The son of a judge, Foley was first elected to Congress in 1964 from eastern Washington state as part of the Democratic landslide behind President Lyndon Johnson, ousting an 11-term Republican incumbent.
He worked his way up from chairman of the Agriculture Committee to Democratic whip, the No. 3 spot in the House, in 1981 and then to party leader in 1986. When Rep. Jim Wright of Texas stepped down as speaker in 1989 during an ethics scandal, Foley was elevated to the top job.
In 1994, he became the first speaker to be voted out of office since Republican William Pennington of New Jersey in 1860. Foley was ousted by a Spokane lawyer, Republican George Nethercutt, who won by 4,000 votes in the mostly rural, heavily Republican district.
Foley wasn't the victim of scandal or charges of gross incompetence. Instead, his ability as speaker to bring home federal benefits was a point Nethercutt used against him, accusing him of pork-barrel politics.
He was replaced as speaker by his nemesis, Rep. Newt Gingrich, R-Ga., who later called Washington state "ground zero" of the sweep that gave Republicans their first control of the House in 40 years.
'Forthright and warmhearted'
After leaving Congress, Foley could have retired on his $124,000 pension and his investment wealth, but he went on to have two more careers — diplomacy and the law.
He joined a blue-chip law firm in Washington, D.C., by one account earning $400,000, plus fees he earned serving on corporate boards. Foley and his wife, who was his unpaid political adviser and staff aide, had built their dream home in the capital in 1992.
In 1997, he took a pay cut to take one of the most prestigious assignments in diplomacy: ambassador to Japan.

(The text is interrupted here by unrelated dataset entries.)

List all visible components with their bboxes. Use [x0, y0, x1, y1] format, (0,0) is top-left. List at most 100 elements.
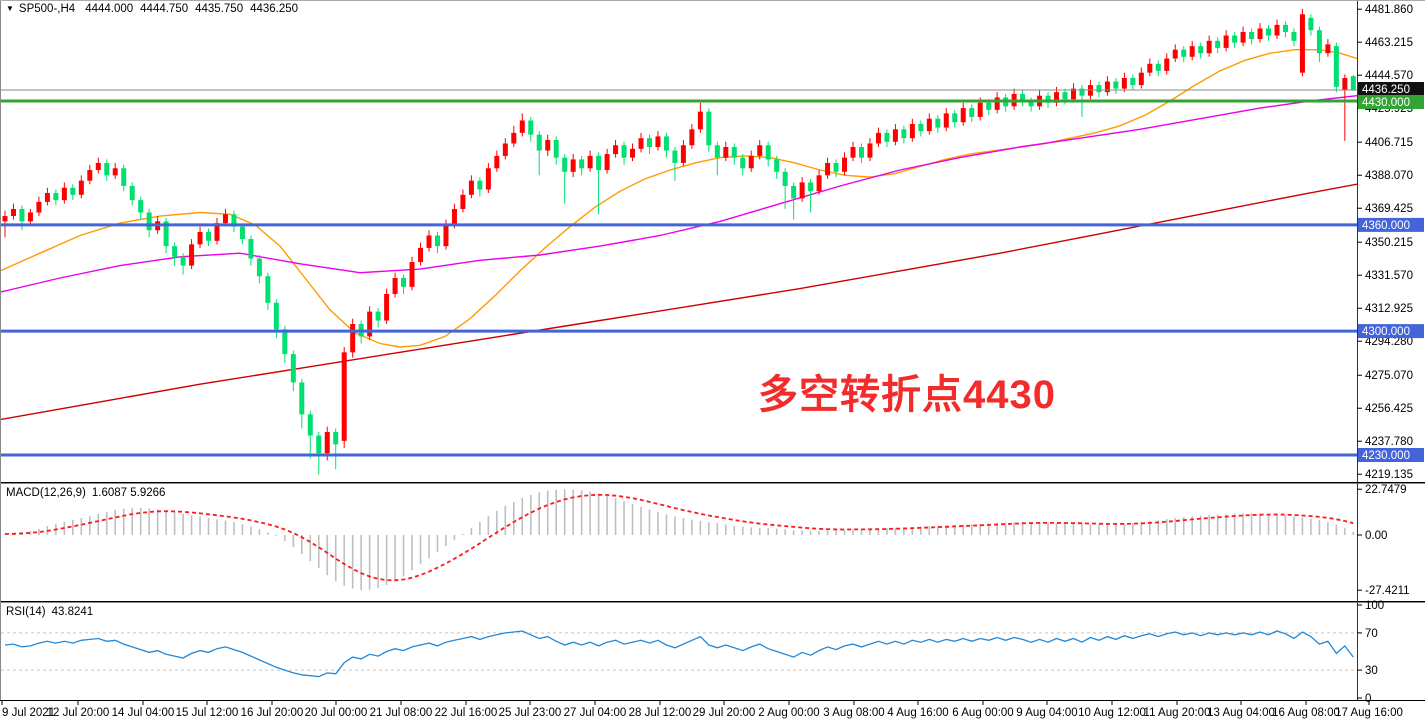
- candle-up: [384, 293, 390, 321]
- candle-down: [1045, 95, 1051, 103]
- candle-up: [443, 224, 449, 247]
- macd-histogram-bar: [903, 527, 905, 535]
- candle-down: [1215, 40, 1221, 48]
- price-axis[interactable]: 4481.8604463.2154444.5704425.9254406.715…: [1357, 4, 1424, 705]
- ohlc-high: 4444.750: [140, 3, 189, 15]
- candle-up: [799, 182, 805, 199]
- time-tick-label: 29 Jul 20:00: [693, 707, 756, 719]
- candle-down: [782, 171, 788, 186]
- candle-down: [1079, 88, 1085, 96]
- ohlc-close: 4436.250: [250, 3, 299, 15]
- macd-histogram-bar: [835, 530, 837, 535]
- candle-up: [909, 124, 915, 139]
- ohlc-low: 4435.750: [195, 3, 244, 15]
- macd-histogram-bar: [911, 526, 914, 535]
- price-tick-label: 4444.570: [1365, 70, 1413, 82]
- candle-down: [935, 118, 941, 128]
- candle-down: [265, 276, 271, 303]
- candle-up: [485, 168, 491, 190]
- time-tick-label: 14 Jul 04:00: [112, 707, 175, 719]
- candle-down: [1291, 31, 1297, 41]
- candle-down: [1282, 24, 1288, 32]
- candle-up: [494, 155, 500, 169]
- macd-histogram-bar: [538, 492, 541, 535]
- price-tick-label: 4275.070: [1365, 370, 1413, 382]
- candle-up: [36, 201, 42, 213]
- macd-histogram-bar: [725, 524, 727, 535]
- price-tick-label: 4481.860: [1365, 4, 1413, 16]
- candle-down: [70, 187, 76, 195]
- time-tick-label: 22 Jul 16:00: [435, 707, 498, 719]
- time-tick-label: 11 Aug 20:00: [1144, 707, 1211, 719]
- macd-histogram-bar: [343, 535, 345, 586]
- macd-histogram-bar: [436, 535, 439, 553]
- candle-up: [1325, 44, 1331, 54]
- macd-histogram-bar: [377, 535, 379, 589]
- candle-down: [714, 145, 720, 158]
- macd-histogram-bar: [411, 535, 413, 571]
- macd-histogram-bar: [309, 535, 312, 562]
- candle-up: [604, 154, 610, 171]
- candle-up: [1299, 14, 1305, 73]
- candle-down: [663, 136, 669, 151]
- macd-histogram-bar: [122, 508, 125, 535]
- macd-label: MACD(12,26,9): [6, 487, 86, 499]
- candle-up: [545, 139, 551, 151]
- macd-histogram-bar: [767, 528, 769, 535]
- macd-histogram-bar: [1106, 524, 1109, 535]
- macd-histogram-bar: [487, 515, 490, 535]
- main-price-pane[interactable]: [0, 8, 1357, 475]
- rsi-tick-label: 30: [1365, 665, 1378, 677]
- candle-down: [1130, 77, 1136, 86]
- macd-pane[interactable]: [4, 489, 1355, 591]
- candle-up: [723, 147, 729, 158]
- chart-annotation[interactable]: 多空转折点4430: [758, 373, 1056, 417]
- macd-histogram-bar: [563, 489, 566, 535]
- macd-histogram-bar: [682, 518, 685, 535]
- symbol-dropdown-icon[interactable]: ▼: [6, 4, 14, 13]
- candle-up: [1164, 58, 1170, 71]
- candle-down: [646, 138, 652, 148]
- candle-down: [248, 239, 254, 259]
- macd-histogram-bar: [784, 529, 786, 535]
- macd-histogram-bar: [928, 526, 931, 535]
- candle-up: [892, 129, 898, 142]
- macd-histogram-bar: [394, 535, 396, 582]
- time-tick-label: 6 Aug 00:00: [952, 707, 1013, 719]
- macd-histogram-bar: [699, 520, 702, 535]
- macd-histogram-bar: [1157, 520, 1160, 535]
- candle-down: [1096, 85, 1102, 93]
- candle-up: [875, 132, 881, 144]
- macd-histogram-bar: [284, 535, 286, 542]
- candle-down: [562, 157, 568, 172]
- price-tick-label: 4331.570: [1365, 270, 1413, 282]
- level-4300-badge: [1358, 324, 1424, 339]
- macd-histogram-bar: [479, 521, 481, 535]
- macd-histogram-bar: [1293, 516, 1295, 535]
- candle-up: [977, 102, 983, 117]
- macd-histogram-bar: [1233, 513, 1236, 535]
- macd-histogram-bar: [843, 529, 846, 535]
- candle-up: [1138, 72, 1144, 86]
- rsi-label: RSI(14): [6, 606, 46, 618]
- candle-up: [197, 231, 203, 245]
- macd-histogram-bar: [741, 526, 744, 535]
- candle-down: [774, 159, 780, 172]
- candle-down: [239, 226, 245, 240]
- macd-histogram-bar: [97, 513, 100, 535]
- macd-histogram-bar: [1165, 519, 1168, 535]
- bid-price-badge: [1358, 82, 1424, 96]
- time-tick-label: 13 Aug 04:00: [1207, 707, 1275, 719]
- candle-down: [1333, 46, 1339, 87]
- rsi-pane[interactable]: [1, 630, 1357, 678]
- candle-down: [884, 132, 890, 142]
- macd-histogram-bar: [555, 489, 557, 535]
- macd-histogram-bar: [1276, 514, 1278, 535]
- macd-histogram-bar: [572, 489, 574, 535]
- macd-histogram-bar: [1081, 524, 1083, 535]
- time-tick-label: 3 Aug 08:00: [823, 707, 884, 719]
- candle-up: [392, 278, 398, 294]
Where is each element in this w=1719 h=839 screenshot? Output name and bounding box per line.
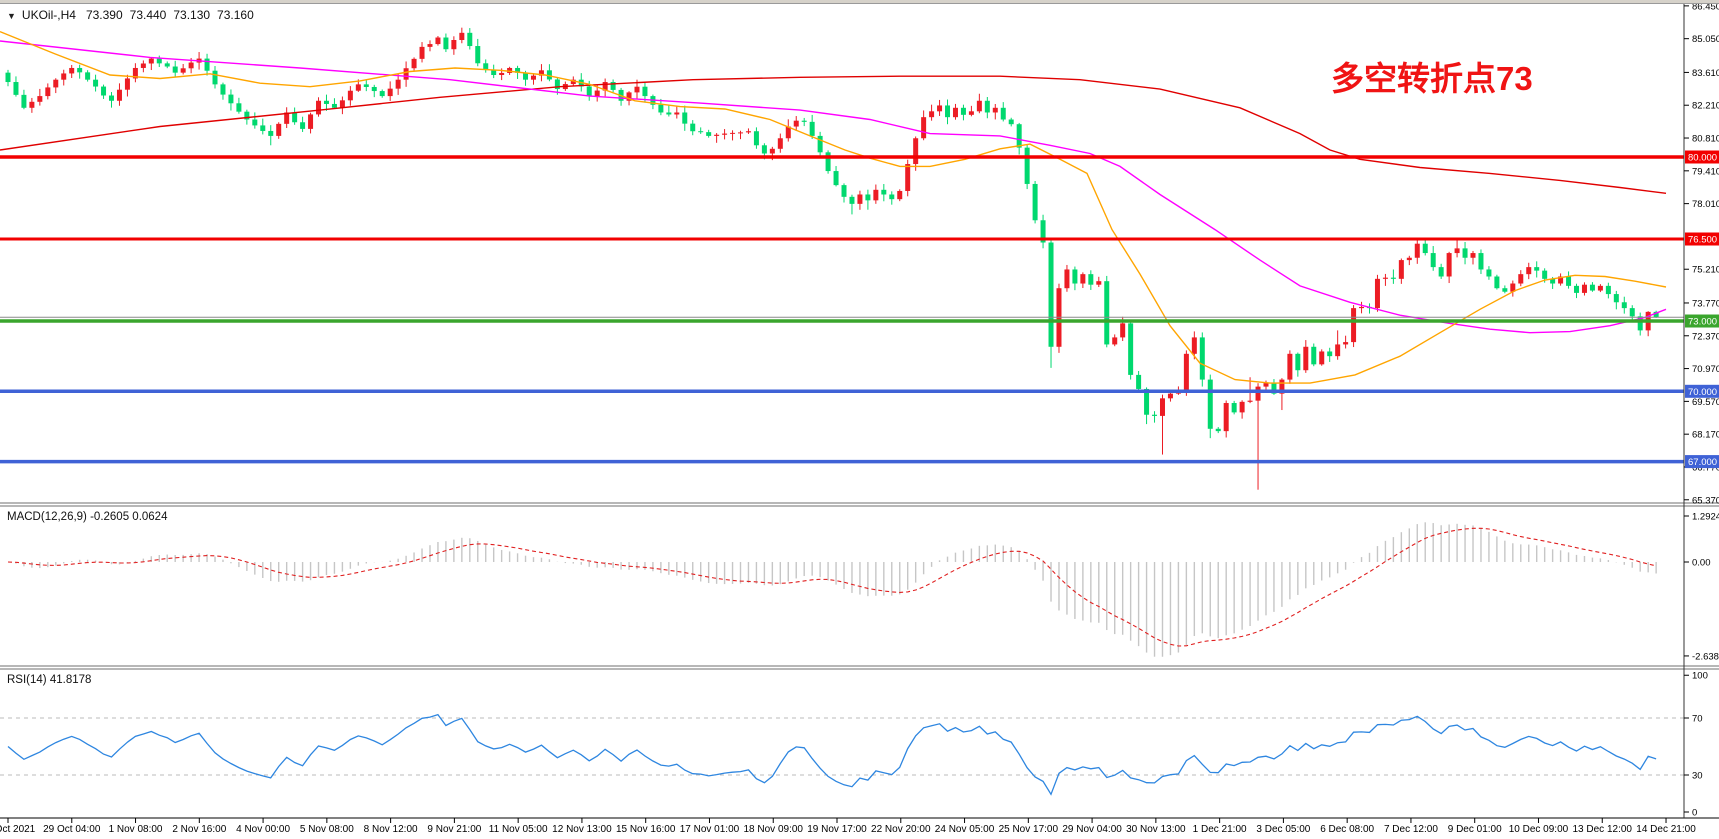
price-tick-label: 80.810 xyxy=(1692,134,1719,145)
time-tick-label: 1 Dec 21:00 xyxy=(1193,824,1247,835)
panel-separators xyxy=(0,4,1719,819)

A longtime Japan scholar, Foley had been a frequent visitor to that nation, in part to promote the farm products his district produces.
"Diplomacy is not, frankly, very different" from the dealmaking, consensus and common courtesy that a successful politician needs, he said.
House Minority Leader Nancy Pelosi, D-Calif., called Foley "a quintessential champion of the common good" who "inspired a sense of purpose and civility that reflects the best of our democracy."
She added, "Speaker Foley's unrivaled ability to build consensus and find common ground earned him genuine respect on both sides of the aisle."
"Forthright and warmhearted, Tom Foley endeared himself not only to the wheat farmers back home but also colleagues on both sides of the aisle," Boehner said. "That had a lot to do with his solid sense of fairness, which remains a model for any speaker or representative."